The No.30 cost so much because Levinson's engineers had made heroic efforts to wrest the maximum performance from what was available in the parts bin at the time of its design and redesigns (that, and its expensive styling). But as the chip foundries have produced progressively better parts over the years, it should be possible, perhaps even probable, that a current-day digital processor designed with modern parts could approach or even surpass the performance of the mighty Levinson at a lower price.
Which brings me back to Bel Canto's e.One DAC3, which costs $2495.
The DAC3 . . .
. . . is one of Bel Canto's e.One series of components, and is a relatively small device. Its half-width front panel features a central green display and, to its right, a black volume-control knob, both housed within a radiused recess. At the top of the rear panel are the IEC AC mains jack and five digital inputs: a transformer-coupled AES/EBU input on an XLR jack; two transformer-isolated electrical S/PDIF inputs, one on an RCA jack, the other on a BNC jack; a TosLink optical jack; and a standard USB port. (The last is said to be galvanically isolated so that electrical noise on a computer's ground doesn't affect the DAC's performance.) There are two pairs of analog outputs: a balanced pair on XLRs and an unbalanced pair on RCAs. A small pushbutton selects between fixed and variable output level.
Inside the black-painted steel chassis, the audio circuitry is carried on a single lead-free printed-circuit board behind the rear panel.
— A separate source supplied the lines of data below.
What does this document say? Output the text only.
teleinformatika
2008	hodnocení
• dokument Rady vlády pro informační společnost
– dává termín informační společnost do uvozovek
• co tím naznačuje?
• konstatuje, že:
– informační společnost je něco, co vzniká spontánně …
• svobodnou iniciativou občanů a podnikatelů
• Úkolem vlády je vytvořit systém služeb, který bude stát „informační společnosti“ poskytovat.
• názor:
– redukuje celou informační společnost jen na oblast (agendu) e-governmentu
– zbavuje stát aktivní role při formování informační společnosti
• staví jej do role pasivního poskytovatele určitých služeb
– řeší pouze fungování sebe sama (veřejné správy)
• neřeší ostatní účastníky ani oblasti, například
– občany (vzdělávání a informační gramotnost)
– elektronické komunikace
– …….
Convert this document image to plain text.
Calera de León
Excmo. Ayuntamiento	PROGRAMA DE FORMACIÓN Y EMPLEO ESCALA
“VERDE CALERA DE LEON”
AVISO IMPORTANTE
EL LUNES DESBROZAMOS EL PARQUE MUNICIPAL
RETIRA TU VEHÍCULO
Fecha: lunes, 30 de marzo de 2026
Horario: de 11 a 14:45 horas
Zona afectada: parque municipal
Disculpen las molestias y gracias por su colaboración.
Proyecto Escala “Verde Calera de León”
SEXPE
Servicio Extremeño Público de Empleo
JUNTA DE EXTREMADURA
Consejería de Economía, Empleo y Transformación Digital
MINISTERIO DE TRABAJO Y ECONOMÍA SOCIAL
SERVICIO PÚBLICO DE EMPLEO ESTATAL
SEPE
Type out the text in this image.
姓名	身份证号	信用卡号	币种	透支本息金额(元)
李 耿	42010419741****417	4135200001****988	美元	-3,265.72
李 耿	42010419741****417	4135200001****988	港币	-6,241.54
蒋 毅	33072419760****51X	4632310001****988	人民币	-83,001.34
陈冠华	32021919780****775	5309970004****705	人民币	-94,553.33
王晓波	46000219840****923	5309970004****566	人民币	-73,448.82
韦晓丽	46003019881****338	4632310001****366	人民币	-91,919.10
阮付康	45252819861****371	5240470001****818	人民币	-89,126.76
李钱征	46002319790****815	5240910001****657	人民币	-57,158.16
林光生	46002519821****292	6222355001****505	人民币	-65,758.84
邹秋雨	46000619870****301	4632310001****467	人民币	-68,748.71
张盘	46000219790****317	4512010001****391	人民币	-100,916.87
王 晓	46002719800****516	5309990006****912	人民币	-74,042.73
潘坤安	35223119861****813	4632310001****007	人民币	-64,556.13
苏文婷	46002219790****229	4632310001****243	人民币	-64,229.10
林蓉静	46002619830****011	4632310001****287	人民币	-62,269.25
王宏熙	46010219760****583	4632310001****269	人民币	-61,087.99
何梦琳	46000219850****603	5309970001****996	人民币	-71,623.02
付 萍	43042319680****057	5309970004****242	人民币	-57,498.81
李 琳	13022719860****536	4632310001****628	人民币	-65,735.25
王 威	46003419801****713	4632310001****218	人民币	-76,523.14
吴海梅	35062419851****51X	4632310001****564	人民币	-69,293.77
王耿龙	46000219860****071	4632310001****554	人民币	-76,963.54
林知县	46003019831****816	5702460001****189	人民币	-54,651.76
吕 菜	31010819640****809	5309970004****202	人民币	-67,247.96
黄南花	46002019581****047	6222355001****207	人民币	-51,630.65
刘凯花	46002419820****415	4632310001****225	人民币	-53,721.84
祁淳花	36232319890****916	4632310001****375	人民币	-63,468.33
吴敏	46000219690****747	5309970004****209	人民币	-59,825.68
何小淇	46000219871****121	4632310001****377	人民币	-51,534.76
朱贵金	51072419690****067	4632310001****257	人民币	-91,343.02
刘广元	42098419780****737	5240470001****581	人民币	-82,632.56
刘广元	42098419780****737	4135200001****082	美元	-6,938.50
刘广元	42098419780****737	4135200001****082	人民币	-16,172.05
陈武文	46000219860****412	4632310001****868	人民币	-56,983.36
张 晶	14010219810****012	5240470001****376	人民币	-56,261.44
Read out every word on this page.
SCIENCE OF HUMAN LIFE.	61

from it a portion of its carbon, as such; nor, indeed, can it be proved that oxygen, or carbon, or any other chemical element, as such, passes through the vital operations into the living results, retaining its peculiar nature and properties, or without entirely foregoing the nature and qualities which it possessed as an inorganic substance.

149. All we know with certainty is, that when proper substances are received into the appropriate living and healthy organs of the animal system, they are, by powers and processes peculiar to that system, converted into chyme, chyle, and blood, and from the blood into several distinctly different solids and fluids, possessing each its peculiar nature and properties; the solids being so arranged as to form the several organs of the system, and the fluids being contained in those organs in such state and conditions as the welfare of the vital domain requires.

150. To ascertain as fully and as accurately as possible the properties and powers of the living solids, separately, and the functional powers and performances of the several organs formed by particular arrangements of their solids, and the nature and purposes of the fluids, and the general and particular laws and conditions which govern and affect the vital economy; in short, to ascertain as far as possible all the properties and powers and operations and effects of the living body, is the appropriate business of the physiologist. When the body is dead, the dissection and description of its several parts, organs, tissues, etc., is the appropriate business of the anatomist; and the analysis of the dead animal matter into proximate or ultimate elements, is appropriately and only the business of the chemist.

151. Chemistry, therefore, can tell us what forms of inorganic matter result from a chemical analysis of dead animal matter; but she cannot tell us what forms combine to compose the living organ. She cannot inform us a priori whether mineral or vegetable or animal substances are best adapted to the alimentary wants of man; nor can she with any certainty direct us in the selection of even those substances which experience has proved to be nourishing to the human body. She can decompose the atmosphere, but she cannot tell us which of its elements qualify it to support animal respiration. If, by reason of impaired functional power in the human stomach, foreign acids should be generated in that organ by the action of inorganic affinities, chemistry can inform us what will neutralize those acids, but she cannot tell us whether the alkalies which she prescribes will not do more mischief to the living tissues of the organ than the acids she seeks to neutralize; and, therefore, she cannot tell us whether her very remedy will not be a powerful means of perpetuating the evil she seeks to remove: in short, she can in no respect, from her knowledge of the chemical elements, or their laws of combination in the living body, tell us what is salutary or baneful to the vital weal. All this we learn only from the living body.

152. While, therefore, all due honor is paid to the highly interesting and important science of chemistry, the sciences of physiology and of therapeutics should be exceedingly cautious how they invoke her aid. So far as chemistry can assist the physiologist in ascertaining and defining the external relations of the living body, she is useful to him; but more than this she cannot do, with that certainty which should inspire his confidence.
A second board carries the quite beefy power supply, this based on two toroidal transformers and four voltage regulators mounted on heatsinks. A small PCB mounted vertically behind the front panel contains the display and control circuits, while another small board behind the rear panel's digital input jacks carries the ground-isolating data transformers and the USB receiver. The last is based on a Burr-Brown PCM2903 chip, which includes both 16-bit A/D and D/A converters, though here it appears to be used to convert the USB datastream to S/PDIF, clocked by an adjacent crystal. The selected input datastream is sent to the ubiquitous Cirrus Logic CS8416 receiver chip.
The heart of the DAC3 is a Burr-Brown PCM1792 two-channel DAC chip, a CMOS type with a specified 24-bit resolution using BB's Advanced Segment DAC architecture. (The six most significant bits are processed by a conventional D/A section; the 18 least significant bits are decoded by a five-level delta-sigma D/A section running at 64 times the clock speed.) The chip has onboard digital attenuation and a soft mute, both of which are used by Bel Canto, as well as slow- or fast-rolloff reconstruction filters. It will also process DSD data, though Bel Canto doesn't implement that option. Although the PCM1792 will handle data sampled over a wide range of frequencies (10–200kHz), Bel Canto runs it at a fixed sample rate of 192kHz, feeding the chip from the output of a high-quality asynchronous sample-rate converter chip, a Cirrus CS8421, which upsamples the coming data. This topology is increasingly popular—I've seen it used in processors from Benchmark and Musical Fidelity—because it provides an additional stage of jitter reduction. Bel Canto also describes the DAC3 as using a proprietary Ultra-Clock circuit, a master clock generator with very low levels of jitter.